今殺さなければ、“ソイツ”はいつまでも自分の中で存在し、憎しみを生み出し続ける。
彼は早く呪われた運命から抜け出したかったのだ。
そう焦るが余り、彼は“ソイツ”が自分の服を握り締めていたのに気が付かなかった。
“ソイツ”の体が傾き、地面から浮いた瞬間、彼は不思議な安堵感に包まれた。
(やっと呪縛から解放される――)
そう思ったのも束の間、彼は“ソイツ”共々崖から落下していた。
崖の高さは数十メートル。下には木のクッションがあるが、この高さから落ちてはあまり意味は無い。
(あれ……? どうして俺、あんな事をしたんだろう……)
(どうしてこんな事になったんだろう……)
彼は自分が死ぬと分かると、不思議と冷静になることが出来た。
そして彼は、つい先ほどの行動を後悔していた。
話を聞けば生前の両親は、友人や近隣の人達に、事ある度に幼い彼を笑顔で自慢していたという。

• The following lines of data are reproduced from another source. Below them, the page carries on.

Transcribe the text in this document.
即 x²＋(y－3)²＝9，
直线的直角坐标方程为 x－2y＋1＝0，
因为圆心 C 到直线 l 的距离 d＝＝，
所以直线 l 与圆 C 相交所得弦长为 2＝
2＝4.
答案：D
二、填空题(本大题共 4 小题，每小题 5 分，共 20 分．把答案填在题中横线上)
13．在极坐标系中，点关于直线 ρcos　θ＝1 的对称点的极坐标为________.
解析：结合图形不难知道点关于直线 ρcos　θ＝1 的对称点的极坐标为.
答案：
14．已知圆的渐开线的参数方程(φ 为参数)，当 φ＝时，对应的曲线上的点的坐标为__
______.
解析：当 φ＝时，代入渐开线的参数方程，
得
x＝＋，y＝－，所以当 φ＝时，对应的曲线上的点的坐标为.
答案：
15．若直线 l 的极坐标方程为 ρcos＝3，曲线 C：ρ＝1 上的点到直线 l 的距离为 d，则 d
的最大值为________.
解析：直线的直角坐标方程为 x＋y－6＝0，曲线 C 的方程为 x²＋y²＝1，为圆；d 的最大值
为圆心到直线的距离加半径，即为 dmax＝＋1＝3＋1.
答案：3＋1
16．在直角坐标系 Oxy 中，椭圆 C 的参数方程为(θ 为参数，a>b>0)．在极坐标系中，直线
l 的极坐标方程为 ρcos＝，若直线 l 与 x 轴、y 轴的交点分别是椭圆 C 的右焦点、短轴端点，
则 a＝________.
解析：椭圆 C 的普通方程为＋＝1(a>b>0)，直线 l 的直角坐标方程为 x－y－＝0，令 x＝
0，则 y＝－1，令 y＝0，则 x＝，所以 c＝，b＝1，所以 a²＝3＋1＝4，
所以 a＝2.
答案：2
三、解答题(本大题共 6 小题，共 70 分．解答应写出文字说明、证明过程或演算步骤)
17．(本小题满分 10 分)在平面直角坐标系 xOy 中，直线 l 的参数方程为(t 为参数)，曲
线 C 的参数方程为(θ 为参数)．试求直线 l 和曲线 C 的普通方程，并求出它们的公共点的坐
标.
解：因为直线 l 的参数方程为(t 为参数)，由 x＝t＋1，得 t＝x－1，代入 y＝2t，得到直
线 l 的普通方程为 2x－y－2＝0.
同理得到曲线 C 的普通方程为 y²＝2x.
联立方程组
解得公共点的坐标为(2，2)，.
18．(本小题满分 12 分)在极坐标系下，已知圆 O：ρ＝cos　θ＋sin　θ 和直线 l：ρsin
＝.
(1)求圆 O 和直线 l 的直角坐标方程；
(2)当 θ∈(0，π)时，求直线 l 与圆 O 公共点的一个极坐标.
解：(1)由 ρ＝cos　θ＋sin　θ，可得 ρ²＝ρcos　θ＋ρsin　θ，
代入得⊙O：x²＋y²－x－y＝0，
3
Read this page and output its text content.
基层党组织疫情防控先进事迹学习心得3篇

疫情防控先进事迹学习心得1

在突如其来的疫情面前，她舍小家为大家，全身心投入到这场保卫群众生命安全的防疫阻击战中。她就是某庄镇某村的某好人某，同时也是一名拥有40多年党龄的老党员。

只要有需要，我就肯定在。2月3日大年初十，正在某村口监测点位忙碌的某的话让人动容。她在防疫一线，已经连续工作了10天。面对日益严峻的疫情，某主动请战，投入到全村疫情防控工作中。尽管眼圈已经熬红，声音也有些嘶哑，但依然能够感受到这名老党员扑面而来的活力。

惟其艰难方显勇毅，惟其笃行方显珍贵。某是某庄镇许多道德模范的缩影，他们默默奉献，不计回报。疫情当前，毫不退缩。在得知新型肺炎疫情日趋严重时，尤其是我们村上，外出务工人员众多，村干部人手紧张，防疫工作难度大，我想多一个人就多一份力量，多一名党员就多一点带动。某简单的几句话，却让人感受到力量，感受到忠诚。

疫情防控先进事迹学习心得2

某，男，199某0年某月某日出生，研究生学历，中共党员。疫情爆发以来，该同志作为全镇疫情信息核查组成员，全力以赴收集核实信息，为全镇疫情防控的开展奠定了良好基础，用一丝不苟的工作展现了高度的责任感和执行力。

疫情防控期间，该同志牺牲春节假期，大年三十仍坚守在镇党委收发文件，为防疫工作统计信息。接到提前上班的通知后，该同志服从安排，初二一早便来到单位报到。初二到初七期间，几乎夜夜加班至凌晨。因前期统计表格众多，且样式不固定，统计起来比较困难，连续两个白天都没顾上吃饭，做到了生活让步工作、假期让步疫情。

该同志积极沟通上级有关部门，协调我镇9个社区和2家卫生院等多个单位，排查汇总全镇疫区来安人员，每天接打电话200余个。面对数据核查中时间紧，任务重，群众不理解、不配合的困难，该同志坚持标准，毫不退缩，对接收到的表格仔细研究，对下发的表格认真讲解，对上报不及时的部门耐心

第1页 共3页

彼が病気で熱を出した時は、一晩中付きっきりで看病をしてくれたという。
それほど自分を大切に思っていてくれた両親が、今の自分の行動を知ればどんな顔をするだろう。
そう思うと、彼はとてもやるせない気持ちになった。
(生きたい……)
両親の敵とはいえ、人を殺そうとした者が願っていい事ではないのは分かっている。
しかし彼はどうしてもそう思わずには居られなかった。
(生きたい……!)
無理な願いだとは分かっていた。
けれど、このままでは死ぬに死にきれなかった。
「生きたい――!」
そして、地面に激突する刹那。
彼の視界は真っ白に染まり、優しく温もりに全身が包まれるのを感じた。
「――――次のニュースです――発見されたのは現在仮釈放中の――また16年前に起こった――――被害者の遺族である――行方不明――警察は事件との関連を――――」
なんか頭悪い会話文ですが、頭に血が上ってるとこんなもんじゃないかなーと。